Mustaeki
Registered User
Join date: May 2010
326 IQ
#1
I was wondering what the percentage of Pitch modification is per half step?

I believe per Step, its 15%. So half step is 7.5%

When I get bored of playing a song, I speed up the song and play with the higher pitch and increased speed with a Capo, and I go by the idea that 1 Step is 15% increase in pitch, so 2 then Capo goes on the second fret. Sometimes I increase the speed by pretty insane amounts, like 40% speed and the tuning is still correct.

This is the equation that I use, but is it right? Is there a sort of official equation?
It works perfectly fine for me.
Mustaeki
Registered User
Join date: May 2010
326 IQ
#3
Quote by jazz_rock_feel
What exactly are you asking?

When you increase the pitch of some form of audio, it increases it's pitch and it's speed.

So you take a guitar riff on a guitar tuned to D. You increase it's pitch by 15% and it now sounds like a guitar tuned in Standard, just played faster.
Keth
Contrapunctalist
Join date: Sep 2008
488 IQ
#4
An octave means a doubling of the frequency, so a factor 2. Since an octave is twelve steps, you get the 12th root of 2 per half step, which is around 1.0594. This is for equal temperament only.
HotspurJr
Registered User
Join date: Jul 2011
191 IQ
#5
Quote by Mustaeki
I was wondering what the percentage of Pitch modification is per half step?

I believe per Step, its 15%. So half step is 7.5%

When I get bored of playing a song, I speed up the song and play with the higher pitch and increased speed with a Capo, and I go by the idea that 1 Step is 15% increase in pitch, so 2 then Capo goes on the second fret. Sometimes I increase the speed by pretty insane amounts, like 40% speed and the tuning is still correct.

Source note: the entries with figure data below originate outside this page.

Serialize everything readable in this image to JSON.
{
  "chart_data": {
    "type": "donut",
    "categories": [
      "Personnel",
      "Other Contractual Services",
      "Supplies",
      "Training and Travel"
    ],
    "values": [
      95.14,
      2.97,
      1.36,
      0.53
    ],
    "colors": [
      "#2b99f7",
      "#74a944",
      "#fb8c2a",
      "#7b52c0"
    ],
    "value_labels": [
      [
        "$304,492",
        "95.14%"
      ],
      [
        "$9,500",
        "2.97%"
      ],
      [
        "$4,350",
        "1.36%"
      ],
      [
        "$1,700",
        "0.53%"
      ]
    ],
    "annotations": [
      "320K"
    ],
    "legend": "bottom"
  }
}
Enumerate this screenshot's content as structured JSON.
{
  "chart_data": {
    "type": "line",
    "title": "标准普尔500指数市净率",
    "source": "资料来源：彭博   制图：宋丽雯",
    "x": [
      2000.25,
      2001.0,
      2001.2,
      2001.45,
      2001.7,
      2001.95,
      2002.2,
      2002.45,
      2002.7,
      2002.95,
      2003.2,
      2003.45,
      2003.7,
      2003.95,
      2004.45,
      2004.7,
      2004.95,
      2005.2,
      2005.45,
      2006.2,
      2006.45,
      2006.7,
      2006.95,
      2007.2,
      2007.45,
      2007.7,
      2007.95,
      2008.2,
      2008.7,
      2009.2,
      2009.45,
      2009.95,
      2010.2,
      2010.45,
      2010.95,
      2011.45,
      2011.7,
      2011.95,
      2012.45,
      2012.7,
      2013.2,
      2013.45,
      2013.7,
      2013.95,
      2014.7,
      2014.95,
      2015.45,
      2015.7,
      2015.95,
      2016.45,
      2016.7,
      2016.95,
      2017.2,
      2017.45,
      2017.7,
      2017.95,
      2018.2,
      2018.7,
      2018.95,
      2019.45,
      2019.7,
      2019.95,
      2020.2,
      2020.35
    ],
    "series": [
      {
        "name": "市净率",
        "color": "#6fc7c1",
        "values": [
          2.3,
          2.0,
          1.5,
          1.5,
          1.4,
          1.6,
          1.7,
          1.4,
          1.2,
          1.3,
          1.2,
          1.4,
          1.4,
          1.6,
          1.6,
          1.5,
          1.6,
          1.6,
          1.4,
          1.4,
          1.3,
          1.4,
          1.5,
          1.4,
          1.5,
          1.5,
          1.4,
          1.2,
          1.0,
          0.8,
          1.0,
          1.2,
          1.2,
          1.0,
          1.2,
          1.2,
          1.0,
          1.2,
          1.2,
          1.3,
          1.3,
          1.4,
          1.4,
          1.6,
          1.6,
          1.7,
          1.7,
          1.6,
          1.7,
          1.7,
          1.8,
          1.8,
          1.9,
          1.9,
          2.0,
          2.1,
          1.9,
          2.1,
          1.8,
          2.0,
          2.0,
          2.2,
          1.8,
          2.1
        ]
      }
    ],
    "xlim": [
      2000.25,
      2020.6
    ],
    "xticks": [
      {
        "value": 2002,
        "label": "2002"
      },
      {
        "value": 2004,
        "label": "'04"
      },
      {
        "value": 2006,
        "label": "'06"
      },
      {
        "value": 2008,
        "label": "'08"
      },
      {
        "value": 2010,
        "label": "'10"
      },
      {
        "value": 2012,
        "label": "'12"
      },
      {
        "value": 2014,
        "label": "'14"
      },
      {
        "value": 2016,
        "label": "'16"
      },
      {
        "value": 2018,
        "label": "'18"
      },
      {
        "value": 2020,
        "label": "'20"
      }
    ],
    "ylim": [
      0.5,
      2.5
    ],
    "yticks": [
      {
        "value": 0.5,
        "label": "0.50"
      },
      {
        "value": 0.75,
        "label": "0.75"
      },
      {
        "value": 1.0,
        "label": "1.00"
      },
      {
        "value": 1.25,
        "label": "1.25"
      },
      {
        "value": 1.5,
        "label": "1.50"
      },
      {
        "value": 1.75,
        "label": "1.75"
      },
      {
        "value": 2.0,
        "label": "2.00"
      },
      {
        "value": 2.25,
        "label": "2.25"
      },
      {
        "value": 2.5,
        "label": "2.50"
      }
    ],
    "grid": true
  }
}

This is the equation that I use, but is it right? Is there a sort of official equation?
It works perfectly fine for me.


One half-step should be the 12th root of 2 (go up 12 half steps, and you've doubled your frequency). I think this is a 5.94% increase. A whole step would be 12%. If you go up 15% instead, you're introducing about a quarter-step worth or error.

If that's "perfectly fine" your ear could probably use a little work.